Was droht unter einem Kanzler Merz?

Der Banker und Lobbyist wird den Reichen dienen

Seit September ist klar: Friedrich Merz wird bei der nächsten Bundestagswahl für die Union als Kanzlerkandidat antreten. Da die Umfragen CDU/CSU vorne sehen, scheint ein Kanzler Merz wahrscheinlich. Was würde mit ihm drohen?

von Hans Neumann, Lemgo

Schon lange setzt sich Merz für umfassende Deregulierungen, Privatisierungen, die Abschaffung von Kündigungsschutzmaßnahmen und die Kürzung von Sozialleistungen ein und nutzt systematisch Demagogie, um Minderheiten zu Sündenböcken für die Probleme der kapitalistischen Wirtschaft und seiner Politik zu machen: So diffamierte er zum Beispiel im Jahr 2022 ukrainische Geflüchtete als “Sozialtouristen”, 2023 migrantische Schüler als “kleine Paschas” oder behauptete im gleichen Jahr irrsinnigerweise, Geflüchtete würden Deutschen die Zahnarzttermine wegnehmen. In diesem Jahr legte er nach und zeichnete sie verantwortlich für Probleme auf dem Wohnungsmarkt, in Unis, Krankenhäusern und Arztpraxen. Gleichzeitig forderte er bereits die Abschaffung von Bürgergeld, welche gegen eine “Neue Grundsicherung” ersetzt werden soll, die insbesondere die Daumenschrauben zur Annahme jedes noch so miesen Jobs anziehen wird und vorsieht, dass bereits das Versäumen eines einzigen Jobcentertermins zu Sozialleistungen führen wird.

CDU-Programm: Kiloweise Merz?

Unter der Führung von Friedrich Merz hat sich die CDU insbesondere durch die Debatten zum neuen Grundsatzprogramm spürbar weiter nach rechts bewegt, besonders in der gesellschaftspolitischen Haltung zur Migration, wo Merz eine noch härtere Linie gegen Geflüchtete verfolgt. Zugleich fördert er aber auch einen klarer neoliberal geprägten, wirtschaftspolitischen Kurs, der auf Sparmaßnahmen und Steuersenkungen für Unternehmen und Reiche setzt. 

Auch wenn Merz und die Parteiführung besonders im Wahlkampf bemüht sein werden, eine Fassade der Einheit zu wahren, darf dies nicht darüber hinwegtäuschen, dass in der CDU reale, oft unausgesprochene Differenzen über den Kurs des Merzflügels bestehen, zum Beispiel zur Frage der Schuldenbremse oder der Migration.
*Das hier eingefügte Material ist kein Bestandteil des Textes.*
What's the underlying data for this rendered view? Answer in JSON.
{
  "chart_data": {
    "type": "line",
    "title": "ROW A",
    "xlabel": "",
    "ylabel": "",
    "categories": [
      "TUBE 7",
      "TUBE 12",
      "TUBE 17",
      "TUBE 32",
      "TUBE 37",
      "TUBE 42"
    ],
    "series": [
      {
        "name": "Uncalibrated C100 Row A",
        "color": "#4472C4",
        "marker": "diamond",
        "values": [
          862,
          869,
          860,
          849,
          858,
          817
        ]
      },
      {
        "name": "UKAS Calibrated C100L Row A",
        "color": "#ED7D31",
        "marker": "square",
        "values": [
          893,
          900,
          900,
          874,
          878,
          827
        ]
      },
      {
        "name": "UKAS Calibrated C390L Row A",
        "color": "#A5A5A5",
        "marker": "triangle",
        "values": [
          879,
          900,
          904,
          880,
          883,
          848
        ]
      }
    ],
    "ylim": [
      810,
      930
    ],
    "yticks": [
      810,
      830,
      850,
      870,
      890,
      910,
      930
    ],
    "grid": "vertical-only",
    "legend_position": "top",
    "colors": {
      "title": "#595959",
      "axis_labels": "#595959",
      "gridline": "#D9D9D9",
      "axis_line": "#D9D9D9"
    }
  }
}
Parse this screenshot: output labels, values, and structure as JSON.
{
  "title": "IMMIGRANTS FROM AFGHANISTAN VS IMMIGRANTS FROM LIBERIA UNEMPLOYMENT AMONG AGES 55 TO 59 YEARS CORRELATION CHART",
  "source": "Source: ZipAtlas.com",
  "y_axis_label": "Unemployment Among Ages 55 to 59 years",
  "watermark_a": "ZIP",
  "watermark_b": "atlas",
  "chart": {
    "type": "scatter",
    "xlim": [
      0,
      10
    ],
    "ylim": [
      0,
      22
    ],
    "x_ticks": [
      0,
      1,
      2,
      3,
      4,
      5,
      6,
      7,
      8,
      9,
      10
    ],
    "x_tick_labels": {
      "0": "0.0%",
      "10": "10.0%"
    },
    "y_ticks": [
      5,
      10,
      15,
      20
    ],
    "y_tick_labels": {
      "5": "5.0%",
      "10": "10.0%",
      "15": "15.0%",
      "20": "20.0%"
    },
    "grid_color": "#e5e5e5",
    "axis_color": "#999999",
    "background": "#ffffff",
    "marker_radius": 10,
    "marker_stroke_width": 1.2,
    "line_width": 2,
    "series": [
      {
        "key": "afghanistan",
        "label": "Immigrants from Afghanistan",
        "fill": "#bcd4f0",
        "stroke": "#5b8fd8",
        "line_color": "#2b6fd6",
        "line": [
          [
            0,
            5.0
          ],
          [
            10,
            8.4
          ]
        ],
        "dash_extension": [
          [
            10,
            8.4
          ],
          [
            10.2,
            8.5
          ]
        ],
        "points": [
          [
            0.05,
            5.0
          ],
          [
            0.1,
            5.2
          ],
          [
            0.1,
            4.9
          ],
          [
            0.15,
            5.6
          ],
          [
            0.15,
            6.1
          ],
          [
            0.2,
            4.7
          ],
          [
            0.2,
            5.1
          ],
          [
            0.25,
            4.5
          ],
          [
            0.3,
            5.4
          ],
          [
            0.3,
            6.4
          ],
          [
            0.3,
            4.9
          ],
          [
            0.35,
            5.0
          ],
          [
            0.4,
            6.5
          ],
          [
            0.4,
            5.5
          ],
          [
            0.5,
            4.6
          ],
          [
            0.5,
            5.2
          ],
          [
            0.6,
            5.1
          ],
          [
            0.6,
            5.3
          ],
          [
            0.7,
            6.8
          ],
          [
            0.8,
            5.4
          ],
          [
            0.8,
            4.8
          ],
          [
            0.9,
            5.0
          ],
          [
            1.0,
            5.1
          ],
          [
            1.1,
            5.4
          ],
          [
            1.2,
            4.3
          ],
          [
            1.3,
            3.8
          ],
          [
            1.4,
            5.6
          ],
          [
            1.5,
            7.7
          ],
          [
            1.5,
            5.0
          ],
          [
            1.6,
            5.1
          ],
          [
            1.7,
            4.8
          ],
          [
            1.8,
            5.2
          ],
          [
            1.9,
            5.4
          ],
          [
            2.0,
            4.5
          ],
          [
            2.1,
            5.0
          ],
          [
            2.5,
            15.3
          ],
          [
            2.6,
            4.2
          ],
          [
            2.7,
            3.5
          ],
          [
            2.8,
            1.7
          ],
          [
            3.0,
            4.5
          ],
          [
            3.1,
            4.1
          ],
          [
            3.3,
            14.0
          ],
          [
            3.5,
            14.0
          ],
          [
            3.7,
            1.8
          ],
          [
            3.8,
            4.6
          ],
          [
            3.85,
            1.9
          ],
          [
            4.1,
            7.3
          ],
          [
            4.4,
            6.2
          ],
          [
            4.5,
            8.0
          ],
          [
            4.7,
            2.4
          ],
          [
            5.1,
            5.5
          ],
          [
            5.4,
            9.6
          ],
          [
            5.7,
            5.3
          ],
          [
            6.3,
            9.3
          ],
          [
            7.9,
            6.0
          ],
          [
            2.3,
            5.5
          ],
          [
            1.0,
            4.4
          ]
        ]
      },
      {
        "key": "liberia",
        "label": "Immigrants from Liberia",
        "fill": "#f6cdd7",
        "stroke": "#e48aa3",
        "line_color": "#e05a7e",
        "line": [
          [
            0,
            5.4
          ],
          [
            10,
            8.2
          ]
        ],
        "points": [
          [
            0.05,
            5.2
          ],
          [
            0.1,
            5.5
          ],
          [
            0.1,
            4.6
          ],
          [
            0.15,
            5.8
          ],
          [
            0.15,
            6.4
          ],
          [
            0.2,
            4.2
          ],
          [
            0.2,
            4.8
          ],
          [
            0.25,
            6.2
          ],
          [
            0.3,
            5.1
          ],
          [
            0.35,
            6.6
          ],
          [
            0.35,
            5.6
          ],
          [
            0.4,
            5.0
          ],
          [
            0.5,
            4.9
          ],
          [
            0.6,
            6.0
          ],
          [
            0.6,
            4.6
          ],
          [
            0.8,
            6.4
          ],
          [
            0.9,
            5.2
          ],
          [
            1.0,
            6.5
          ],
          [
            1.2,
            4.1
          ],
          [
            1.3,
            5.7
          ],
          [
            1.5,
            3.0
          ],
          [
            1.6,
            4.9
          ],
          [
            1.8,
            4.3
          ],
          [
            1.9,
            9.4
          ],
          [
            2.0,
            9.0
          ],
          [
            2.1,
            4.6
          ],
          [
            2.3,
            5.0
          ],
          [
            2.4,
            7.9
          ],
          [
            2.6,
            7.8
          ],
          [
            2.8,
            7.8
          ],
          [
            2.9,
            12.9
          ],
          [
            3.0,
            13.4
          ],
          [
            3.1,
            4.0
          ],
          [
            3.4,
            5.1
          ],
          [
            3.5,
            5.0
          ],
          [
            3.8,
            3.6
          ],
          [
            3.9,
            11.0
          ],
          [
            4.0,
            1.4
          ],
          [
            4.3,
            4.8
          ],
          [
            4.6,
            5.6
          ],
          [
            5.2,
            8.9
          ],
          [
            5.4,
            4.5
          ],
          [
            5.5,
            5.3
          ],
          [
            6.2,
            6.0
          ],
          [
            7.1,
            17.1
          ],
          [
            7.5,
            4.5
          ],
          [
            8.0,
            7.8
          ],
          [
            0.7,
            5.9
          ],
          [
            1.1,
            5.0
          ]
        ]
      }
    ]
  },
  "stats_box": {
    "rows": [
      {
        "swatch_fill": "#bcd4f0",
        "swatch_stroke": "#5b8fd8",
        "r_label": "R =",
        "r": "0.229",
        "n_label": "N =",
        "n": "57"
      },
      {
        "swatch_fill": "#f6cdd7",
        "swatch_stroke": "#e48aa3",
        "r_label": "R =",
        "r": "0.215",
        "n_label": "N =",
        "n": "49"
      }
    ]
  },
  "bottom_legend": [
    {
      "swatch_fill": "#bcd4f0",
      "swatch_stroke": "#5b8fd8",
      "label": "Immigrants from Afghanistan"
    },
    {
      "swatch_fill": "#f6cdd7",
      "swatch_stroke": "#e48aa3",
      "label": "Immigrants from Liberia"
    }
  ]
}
Es sei daran erinnert, dass Merz im Kampf um den CDU-Vorsitz wiederholt erst gegen Angela Merkel, später gegen Annegret Kramp-Karrenbauer und sogar Armin Laschet verloren hat. Diese Konfliktlinien können erneut in Zukunft hervorbrechen – insbesondere, wenn eine CDU-Regierung an Unterstützung verliert und sich größere Proteste von unten entwickeln. 

Grundsatz: Kürzen

Ein weiterer Angriff auf die staatliche Rente scheint eines der Ziele der Union zu sein. Sie soll durch eine verpflichtende kapitalgedeckte Altersvorsorge ergänzt werden. Damit steht Merz für eine Teilprivatisierung der Altersvorsorge und damit für mehr Spekulation mit der Rente im kapitalistischen Casino. Merz schloss zwar die Rente mit 70 aus, aber im Grundsatzprogramm heißt es auch, dass die “Lebensarbeitszeit für diejenigen, die arbeiten können, steigen muss” (S. 58).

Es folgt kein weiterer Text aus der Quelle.